Write the Specification down

  1. Formally, put some sentences together describing the Objective. I find that people wriggle out of this one, saying that it's just trivial but it isn't. What happens is, if you make a long list of functions/features that the database is supposed to do, build your database and then get embroiled in heated arguments (sometimes in your own head) on what the database is supposed to serve anyway because one or more features conflict. An example is, whether you should store every receipt detail or just the total sales for the day. If you already have an accounting system that stores every receipt detail, then you might be just making a sales analysis Access system and not be interested in each single sale.
  2. Write down the Functional Specification. Ensure that you get some real or sample data. Specify
    1. what will go into the database. A list of fields.
    2. what will be retrieved out of it. A list of fields. Additionally, you often find that the list of output fields may be different from the list of input fields. There may be some intermediate calculations, there may even be some aggregation calculations (roll ups) and there will often be some referencing of other lists. In which case, a list of formulae or processing sequences required to manipulate the data.
    3. a list of screens (some for data entry, some for review) - how the data is derived and a visual picture of each as well as any screen behaviour / interaction
    4. a list of reports, a visual layout of each report and how the data is derived.
    5. who will do what - supply the data, key it in, chase for it, print it out, view it on the screen, support other users. Who will back it up, maintain it for enhancements and bugs. Who will write the user documentation, the programmer documentation. Who will do the training, how much training.
    6. when does the job need to start
    7. how long will it continue for
    8. how much money and resources would you throw at it

Write down the Proposal

  1. Design the whole model on paper. You would at least need an Entity-Relation diagram (E-R) and possibly a Data Flow Diagram (DFD).
  2. Translate the E-R to reality - balance out what Access can do and what will cause Access problems
  3. Specify the names, properties of tables and fields, reports and forms.

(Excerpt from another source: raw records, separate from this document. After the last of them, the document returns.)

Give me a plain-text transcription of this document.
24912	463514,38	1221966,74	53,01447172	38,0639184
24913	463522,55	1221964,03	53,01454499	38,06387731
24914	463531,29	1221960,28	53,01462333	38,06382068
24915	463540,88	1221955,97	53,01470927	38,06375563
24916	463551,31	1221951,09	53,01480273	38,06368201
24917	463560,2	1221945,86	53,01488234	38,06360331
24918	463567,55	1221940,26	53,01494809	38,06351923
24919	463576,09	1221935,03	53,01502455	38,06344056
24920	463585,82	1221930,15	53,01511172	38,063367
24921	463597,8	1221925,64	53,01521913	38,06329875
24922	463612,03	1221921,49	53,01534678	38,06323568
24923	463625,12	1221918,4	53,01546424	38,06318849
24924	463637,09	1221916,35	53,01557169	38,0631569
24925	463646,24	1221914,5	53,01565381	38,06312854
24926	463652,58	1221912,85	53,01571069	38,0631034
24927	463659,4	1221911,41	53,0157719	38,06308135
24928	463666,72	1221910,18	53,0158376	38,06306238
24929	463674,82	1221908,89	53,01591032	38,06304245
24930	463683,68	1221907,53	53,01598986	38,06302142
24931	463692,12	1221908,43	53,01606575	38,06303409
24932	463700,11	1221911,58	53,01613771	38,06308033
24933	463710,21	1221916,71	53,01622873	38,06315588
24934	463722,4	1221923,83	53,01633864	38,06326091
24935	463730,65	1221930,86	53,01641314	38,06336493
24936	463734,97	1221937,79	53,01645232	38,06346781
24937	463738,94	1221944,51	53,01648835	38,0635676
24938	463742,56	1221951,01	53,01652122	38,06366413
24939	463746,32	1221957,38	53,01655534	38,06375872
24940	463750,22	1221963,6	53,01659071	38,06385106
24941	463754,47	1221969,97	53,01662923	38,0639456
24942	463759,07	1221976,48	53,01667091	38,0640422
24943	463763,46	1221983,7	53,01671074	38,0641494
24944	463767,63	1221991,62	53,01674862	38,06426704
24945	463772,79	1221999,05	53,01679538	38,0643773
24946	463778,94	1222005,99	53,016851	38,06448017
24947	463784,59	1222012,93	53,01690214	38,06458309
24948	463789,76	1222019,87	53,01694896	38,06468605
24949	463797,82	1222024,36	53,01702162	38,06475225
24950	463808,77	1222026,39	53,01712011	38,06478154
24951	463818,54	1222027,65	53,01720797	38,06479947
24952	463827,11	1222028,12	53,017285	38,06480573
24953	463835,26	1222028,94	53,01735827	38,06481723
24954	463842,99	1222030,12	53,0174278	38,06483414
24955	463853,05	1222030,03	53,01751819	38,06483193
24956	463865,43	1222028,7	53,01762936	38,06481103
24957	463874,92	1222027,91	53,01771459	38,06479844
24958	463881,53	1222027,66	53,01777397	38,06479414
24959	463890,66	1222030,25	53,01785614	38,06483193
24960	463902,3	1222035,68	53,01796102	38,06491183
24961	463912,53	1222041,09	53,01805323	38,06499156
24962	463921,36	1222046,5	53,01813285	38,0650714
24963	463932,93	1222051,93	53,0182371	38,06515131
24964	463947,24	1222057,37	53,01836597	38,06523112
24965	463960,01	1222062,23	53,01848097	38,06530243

Review and discuss your Proposal with the Client

  1. If this means you talk to yourself, so be it. But get approval for how the thing is supposed to hang together.
  2. Decide when it is time to shut the door on any further changes - that can go into Version 2.

Start actual switch-on-the-PC work

  1. Switch on the PC and design the Access objects, starting with the tables, relationships.
  2. Test out the design and use it with sample data for a few days.

Review and discuss the prototype with the Client

  1. Have a walk around, show it to people (tell them it's a draft). You may need to ensure that machines are set up properly and/or prepare the setup program.
  2. Customise the design and keep changing it until you are satisfied. Get sign-offs from the requestors
  3. Decide when to shut the door - that can go into Version 2.
  4. Someone start writing the user documentation and rope in the people who will run and support the database.
  5. Work on the production version for launch.
  6. If you have not documented it by now, write the progammer's documentation.

Launch it

  1. Prepare the users and the machines - training, machine, setup, documentation
  2. Start using it.

Review and Bug Fix / Enhance

  1. After a week or a month of use, review what needs to be fixed or improved and act on it.
  2. If it needs a version 2, start the whole process again.